Letter to the Editor

On Traffic Cameras

To the Editor,

I am sorry I missed last week’s edition where I understand you expressed the view that speed-detecting cameras are ill advised.  If we want to address the traffic problem I can’t imagine why we would turn our back on this tool. Let me relate a recent experience.

I had the pleasure of driving around New Zealand and Australia for a month last year.  When you pick up your rental car you are clearly warned that cameras are in wide use and you will be ticketed; everywhere!  City and country.

As I left Melbourne heading west (think leaving Boston on the Mass Pike) I was struck by a strange observation.  Everyone was going the speed limit.  No one was passing on the wrong side, no tailgating or excessive lane changing. There was an unfamiliar civility about the entire driving experience.

Compare that to home where for 25 years I have been walking my dogs on Commonwealth Ave.  It has become a drag strip.  High speeds, constantly seeing red lights ignored.  And don’t get me started on the new scourge: that of the wrong way, unlit, sidewalk driving food delivery motorbikes.

By the way,  I’ve never seen a traffic stop of a passenger vehicle on Comm Ave by the BPD.

So to those charged with making our world safer, let’s use cameras to address the speeding and red light infractions.  Let’s use traffic calming devices seen elsewhere such as city street style speed bumps. 
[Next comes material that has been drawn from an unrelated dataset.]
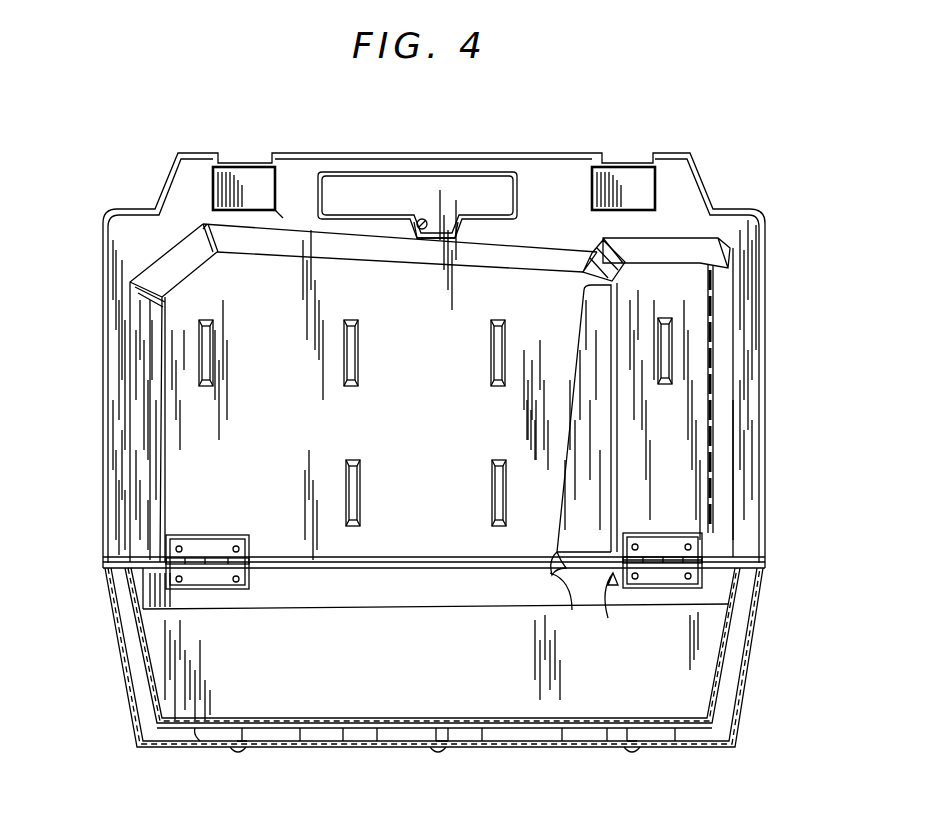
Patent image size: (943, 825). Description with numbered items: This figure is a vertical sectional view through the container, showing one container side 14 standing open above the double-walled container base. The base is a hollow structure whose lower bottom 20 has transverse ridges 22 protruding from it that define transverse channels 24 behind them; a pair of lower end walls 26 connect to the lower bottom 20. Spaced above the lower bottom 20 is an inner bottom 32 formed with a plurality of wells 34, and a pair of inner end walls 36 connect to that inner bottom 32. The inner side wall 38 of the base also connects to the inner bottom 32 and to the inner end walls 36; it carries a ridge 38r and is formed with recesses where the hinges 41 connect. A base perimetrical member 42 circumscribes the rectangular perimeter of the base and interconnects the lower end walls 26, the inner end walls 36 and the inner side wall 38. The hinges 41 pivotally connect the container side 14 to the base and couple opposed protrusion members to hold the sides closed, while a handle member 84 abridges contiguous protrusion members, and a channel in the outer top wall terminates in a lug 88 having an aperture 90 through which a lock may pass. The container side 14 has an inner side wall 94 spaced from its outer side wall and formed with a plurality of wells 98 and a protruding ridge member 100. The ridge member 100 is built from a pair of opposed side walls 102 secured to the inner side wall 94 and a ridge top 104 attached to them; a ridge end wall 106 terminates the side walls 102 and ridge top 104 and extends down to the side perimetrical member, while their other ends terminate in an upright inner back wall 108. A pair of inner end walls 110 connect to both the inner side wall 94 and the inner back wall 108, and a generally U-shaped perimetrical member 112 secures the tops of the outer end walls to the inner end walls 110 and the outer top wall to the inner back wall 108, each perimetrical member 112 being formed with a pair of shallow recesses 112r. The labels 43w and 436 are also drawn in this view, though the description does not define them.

Oh and by the way, Australia, with a road system profile similar to ours, has 40% of the per capita driving deaths we have.

Michael Gallup

Is this an April fool’s joke

To the Editor,

Your article, “City holds virtual meeting on West End Branch Library redevelopment plans” in which you reported the possibility of the West End Branch Library being replaced with “unstaffed book lockers” felt like an early April fool’s joke. However, the article posits that the possibility is in fact real. Recently, a library patron described the library as “a wonderful place where opportunities, ideas, and people come together.” How can an unstaffed book locker possibly serve that greater purpose?
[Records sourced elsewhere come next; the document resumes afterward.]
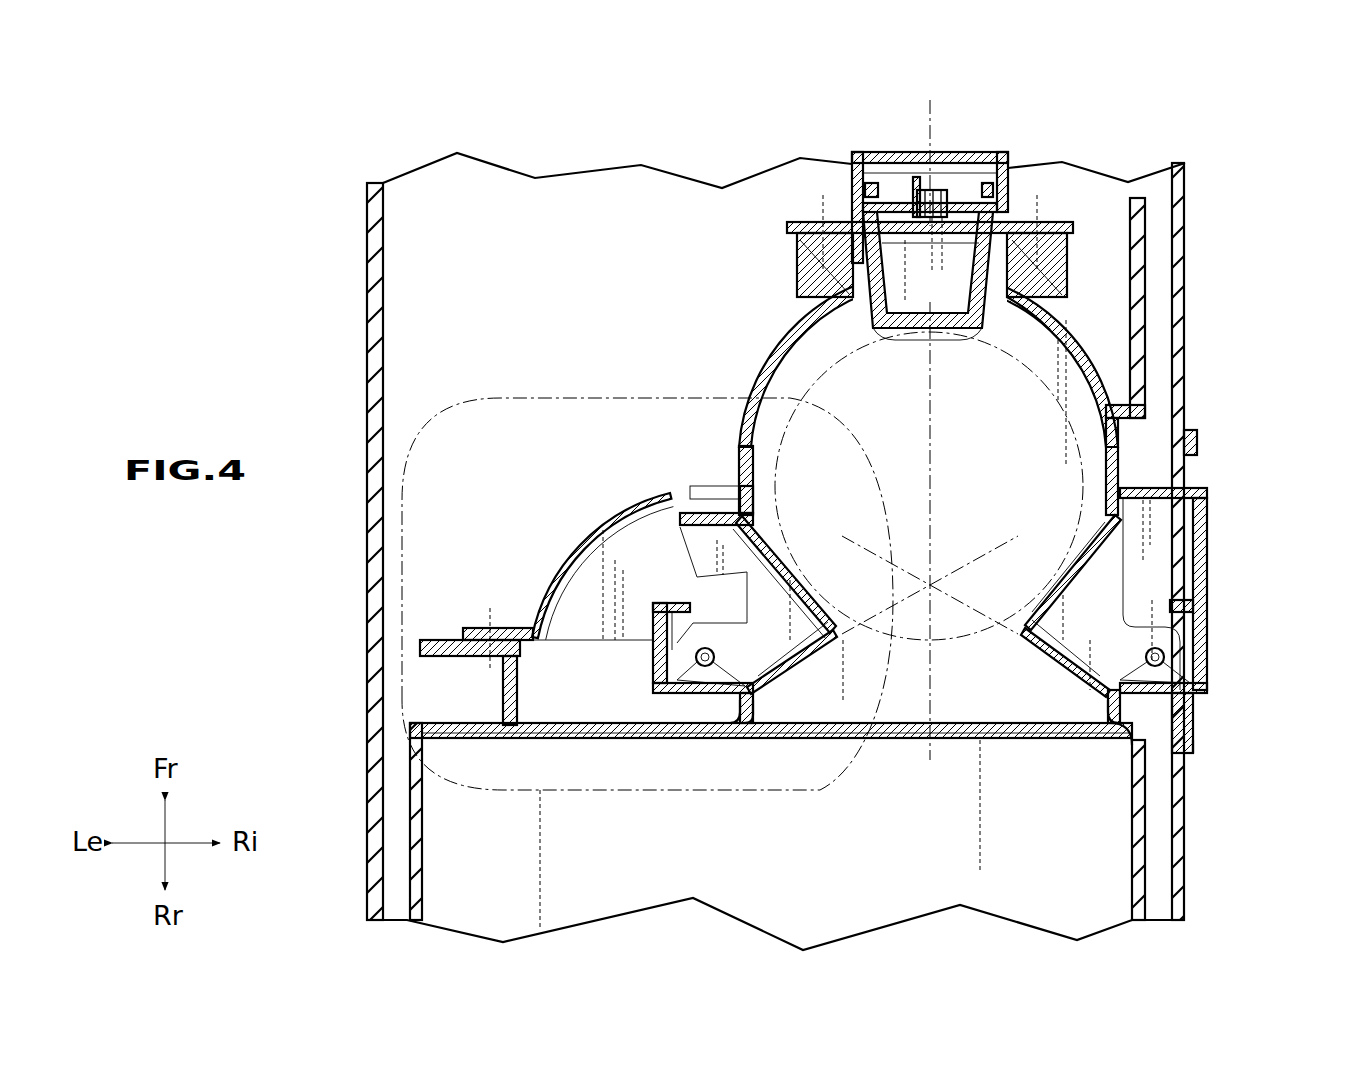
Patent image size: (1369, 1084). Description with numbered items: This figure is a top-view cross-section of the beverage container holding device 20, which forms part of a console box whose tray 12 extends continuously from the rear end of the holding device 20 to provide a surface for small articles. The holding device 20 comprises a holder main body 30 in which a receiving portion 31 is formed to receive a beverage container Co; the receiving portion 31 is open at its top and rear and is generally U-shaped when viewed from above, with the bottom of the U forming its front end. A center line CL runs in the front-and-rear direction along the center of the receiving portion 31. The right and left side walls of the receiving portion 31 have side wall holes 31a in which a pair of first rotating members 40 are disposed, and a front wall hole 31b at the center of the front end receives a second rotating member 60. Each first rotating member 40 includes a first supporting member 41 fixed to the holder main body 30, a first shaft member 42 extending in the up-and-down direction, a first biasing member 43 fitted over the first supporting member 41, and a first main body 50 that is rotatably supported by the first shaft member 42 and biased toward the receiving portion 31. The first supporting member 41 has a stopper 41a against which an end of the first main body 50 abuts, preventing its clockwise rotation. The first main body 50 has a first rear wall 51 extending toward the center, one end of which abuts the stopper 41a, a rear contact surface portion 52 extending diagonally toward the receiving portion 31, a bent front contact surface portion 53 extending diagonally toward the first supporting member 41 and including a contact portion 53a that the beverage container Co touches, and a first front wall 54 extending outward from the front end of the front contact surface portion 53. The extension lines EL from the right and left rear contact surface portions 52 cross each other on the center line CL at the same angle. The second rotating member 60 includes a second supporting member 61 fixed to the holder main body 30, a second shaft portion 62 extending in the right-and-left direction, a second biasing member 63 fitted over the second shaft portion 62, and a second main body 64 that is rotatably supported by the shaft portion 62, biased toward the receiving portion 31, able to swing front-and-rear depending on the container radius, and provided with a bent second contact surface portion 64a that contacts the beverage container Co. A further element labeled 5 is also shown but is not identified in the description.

The beverage container holding device 20 is at (205, 155).
The holder main body 30 is at (365, 305).
The tray 12 is at (832, 899).
The device outline 5 is at (848, 762).
The center line CL is at (936, 126).
The receiving portion 31 is at (984, 469).
The beverage container Co is at (825, 362).
The extension line EL is at (963, 560).
The second rotating member 60 is at (903, 188).
The second shaft portion 62 is at (852, 205).
The second supporting member 61 is at (863, 180).
The second main body 64 is at (905, 190).
The second biasing member 63 is at (911, 185).
The front wall hole 31b is at (982, 318).
The second contact surface portion 64a is at (905, 338).
The first front wall 54 is at (724, 492).
The first rotating member 40 is at (872, 604).
The first supporting member 41 is at (545, 600).
The first main body 50 is at (670, 500).
The front contact surface portion 53 is at (787, 592).
The contact portion 53a is at (822, 605).
The rear contact surface portion 52 is at (808, 655).
The first biasing member 43 is at (658, 600).
The first shaft member 42 is at (698, 647).
The stopper 41a is at (700, 690).
The first rear wall 51 is at (718, 725).
The side wall hole 31a is at (760, 724).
Patrons rely on the West End Branch Library for more than just books: the library offers resources for families, tutoring, classes, and a space for the entire community. It is a place where someone can check out a laptop who otherwise might not have access to technology. A place where a child who is not yet of school age, can experience a book read aloud among peers.
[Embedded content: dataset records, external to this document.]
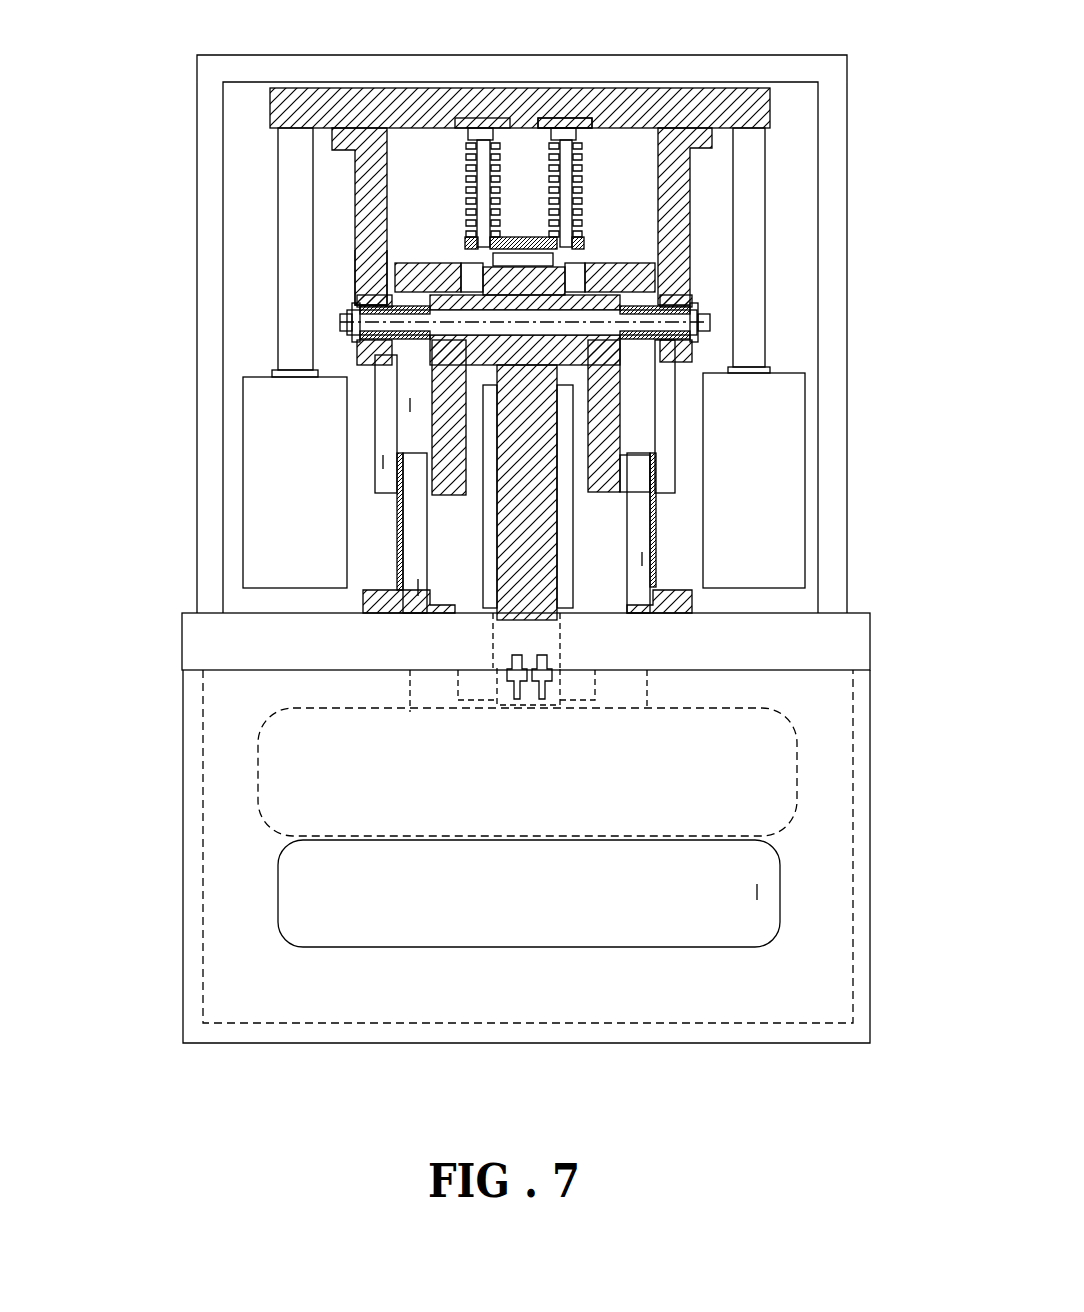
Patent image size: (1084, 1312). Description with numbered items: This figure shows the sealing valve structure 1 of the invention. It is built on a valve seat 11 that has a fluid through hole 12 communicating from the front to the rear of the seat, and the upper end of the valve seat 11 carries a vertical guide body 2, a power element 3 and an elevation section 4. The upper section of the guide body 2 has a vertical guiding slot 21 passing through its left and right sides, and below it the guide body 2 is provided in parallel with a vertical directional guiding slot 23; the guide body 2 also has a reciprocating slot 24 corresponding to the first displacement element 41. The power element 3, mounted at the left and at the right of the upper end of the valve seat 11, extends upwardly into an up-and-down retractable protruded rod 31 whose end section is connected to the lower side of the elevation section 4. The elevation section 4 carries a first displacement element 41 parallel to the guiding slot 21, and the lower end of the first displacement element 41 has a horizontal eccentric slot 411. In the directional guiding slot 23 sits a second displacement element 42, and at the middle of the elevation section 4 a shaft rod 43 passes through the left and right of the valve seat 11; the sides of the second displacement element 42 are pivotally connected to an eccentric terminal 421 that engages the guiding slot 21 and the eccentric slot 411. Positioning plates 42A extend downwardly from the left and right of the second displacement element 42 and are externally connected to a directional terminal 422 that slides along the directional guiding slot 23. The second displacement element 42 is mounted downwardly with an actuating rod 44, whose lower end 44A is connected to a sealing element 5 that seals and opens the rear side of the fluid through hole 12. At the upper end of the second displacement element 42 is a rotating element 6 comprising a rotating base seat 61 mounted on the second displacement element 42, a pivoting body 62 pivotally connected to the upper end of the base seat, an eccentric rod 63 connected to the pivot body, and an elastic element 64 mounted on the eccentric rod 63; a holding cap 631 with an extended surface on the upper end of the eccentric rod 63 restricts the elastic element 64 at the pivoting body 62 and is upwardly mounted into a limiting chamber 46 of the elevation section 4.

The frame 1 is at (165, 110).
The guide body 2 is at (383, 606).
The power element 3 is at (587, 358).
The elevation section 4 is at (499, 158).
The sealing element 5 is at (795, 767).
The rotating element 6 is at (642, 149).
The valve seat 11 is at (518, 856).
The fluid through hole 12 is at (757, 893).
The guiding slot 21 is at (383, 462).
The directional guiding slot 23 is at (418, 587).
The reciprocating slot 24 is at (418, 485).
The protruded rod 31 is at (750, 272).
The first displacement element 41 is at (405, 216).
The second displacement element 42 is at (515, 383).
The positioning plate 42A is at (660, 432).
The shaft rod 43 is at (355, 342).
The actuating rod 44 is at (540, 605).
The push rod end 44A is at (487, 578).
The limiting chamber 46 is at (450, 120).
The rotating base seat 61 is at (485, 264).
The pivoting body 62 is at (462, 248).
The eccentric rod 63 is at (572, 193).
The elastic element 64 is at (523, 140).
The eccentric slot 411 is at (357, 283).
The eccentric terminal 421 is at (350, 313).
The directional terminal 422 is at (400, 535).
The holding cap 631 is at (563, 122).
Furthermore, why has there been no input from patrons of the West End Library regarding turning the library into a locker? Patrons only learned about the virtual meeting after it had already taken place.

It appears the decision was made without taking into account what a significant loss to the West End being without the library for a long-term duration of two years would have on the community.

For a project touting itself as being “inclusive” it feels extremely exclusive. Exclusive of opportunities.  Exclusive of ideas. Exclusive of the community of the West End.